Vulcan Steel (VSL) H1 2025 earnings summary
Event summary combining transcript, slides, and related documents.
H1 2025 earnings summary
26 May, 2026Executive summary
Operating cash flow reached NZ$81 million in 1H FY25, with NZ$34.3 million used to reduce net debt, and a 10% return on capital employed achieved despite challenging economic conditions.
Revenue declined 12.6% year-over-year to NZ$493 million, with EBITDA down 30.5% to NZ$56.9 million and NPAT down 64.8% to NZ$9.2 million.
Interim dividend declared at 2.5 NZ cents per share, fully franked/imputed, reflecting lower earnings.
Active trading accounts and broad customer base maintained, with expansion into aluminum and new geographies and five new hybrid sites implemented.
Challenging trading conditions persisted in both Australia and New Zealand, with New Zealand in recession and Australia below trend growth.
Financial highlights
Revenue: NZ$493 million, down 12.6% YoY; sales volume: 109,217 tonnes, down 8.3% YoY; gross margin: 35.2%, slightly down YoY.
EBITDA: NZ$56.9 million, down 30.5% YoY; EBIT: NZ$32 million, down 46% YoY; NPAT: NZ$9.2 million, down 64.8% YoY; EPS: 7.0c, down from 19.9c.
Operating cash flow: NZ$80.7 million, down 23.4% YoY; adjusted cash conversion: 60%.
Net bank debt reduced by NZ$34.3 million to NZ$241.5 million since June 2024.

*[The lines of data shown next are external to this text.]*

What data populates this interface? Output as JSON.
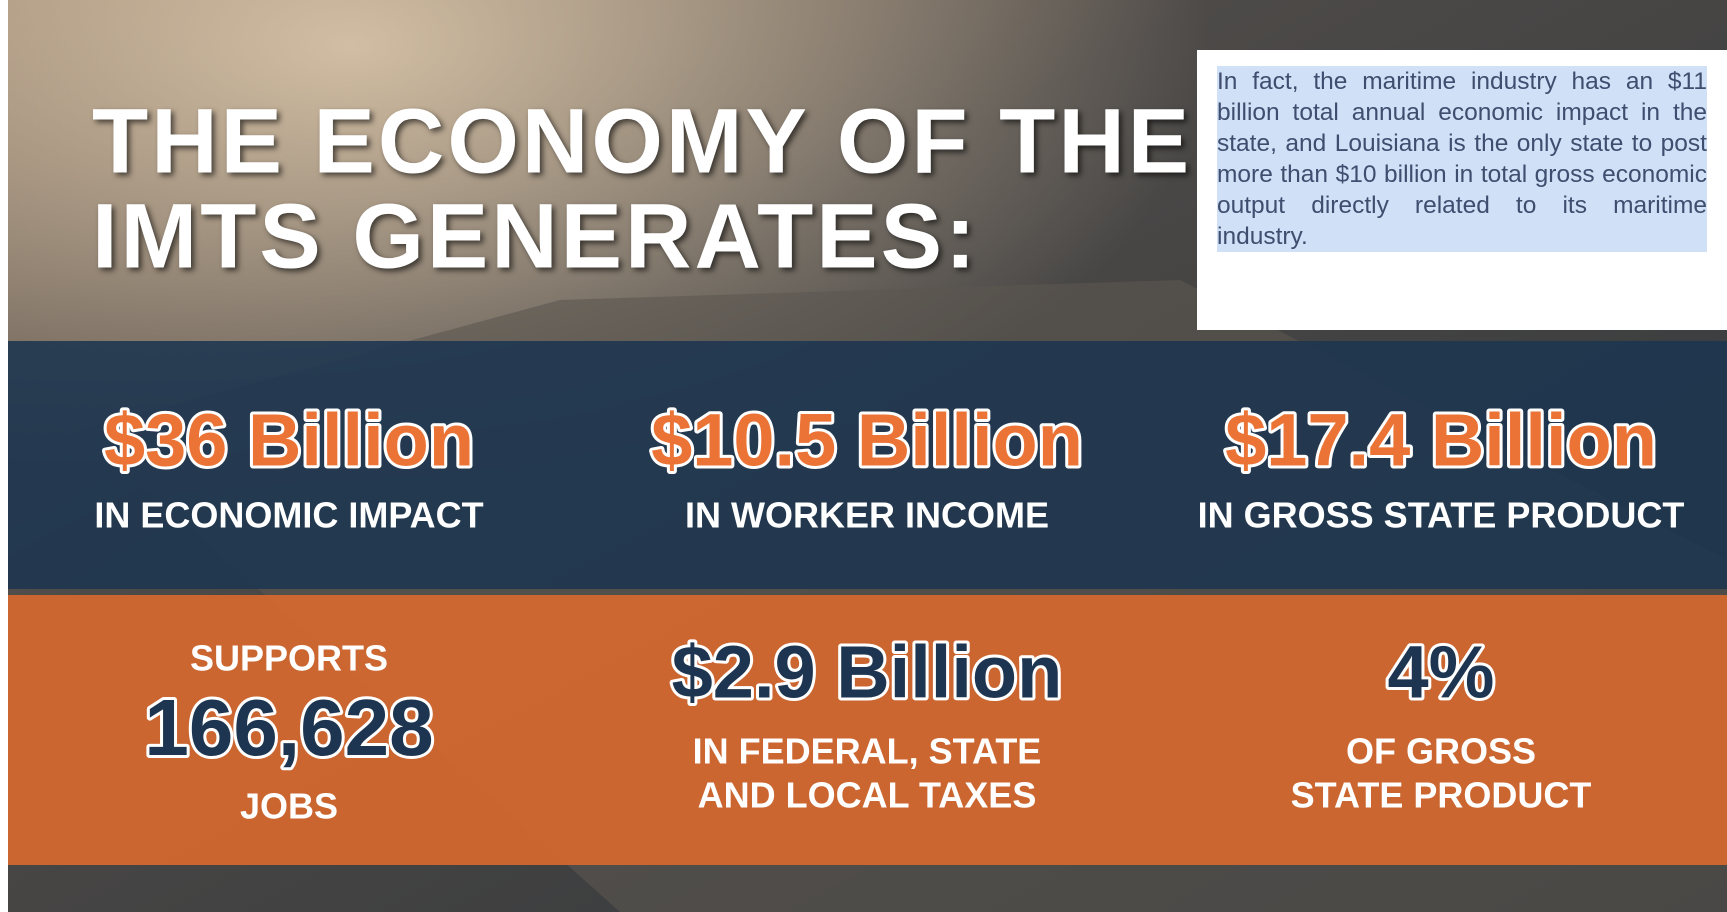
{
  "headline": {
    "lines": [
      "THE ECONOMY OF THE",
      "IMTS GENERATES:"
    ]
  },
  "callout": {
    "text": "In fact, the maritime industry has an $11 billion total annual economic impact in the state, and Louisiana is the only state to post more than $10 billion in total gross economic output directly related to its maritime industry."
  },
  "stats_top": [
    {
      "value": "$36 Billion",
      "caption": "IN ECONOMIC IMPACT"
    },
    {
      "value": "$10.5 Billion",
      "caption": "IN WORKER INCOME"
    },
    {
      "value": "$17.4 Billion",
      "caption": "IN GROSS STATE PRODUCT"
    }
  ],
  "stats_bottom": [
    {
      "above": "SUPPORTS",
      "value": "166,628",
      "caption": [
        "JOBS"
      ]
    },
    {
      "value": "$2.9 Billion",
      "caption": [
        "IN FEDERAL, STATE",
        "AND LOCAL TAXES"
      ]
    },
    {
      "value": "4%",
      "caption": [
        "OF GROSS",
        "STATE PRODUCT"
      ]
    }
  ]
}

Capex steady at NZ$14 million for the half; annual guidance at NZ$25–30 million.
Outlook and guidance
New Zealand market expected to recover from Q2 or Q3 2025, with lower interest rates boosting confidence.
Australian Metals segment to remain steady; Queensland and Western Australia to outperform Victoria, where steel faces ongoing challenges.
Second half of FY25 expected to be seasonally weaker due to fewer trading days.
Dividend payout policy revised to 40–80% of NPAT, targeting 40–60% for FY25.
Commercial construction recovery expected in the second half; rural and export segments already improving.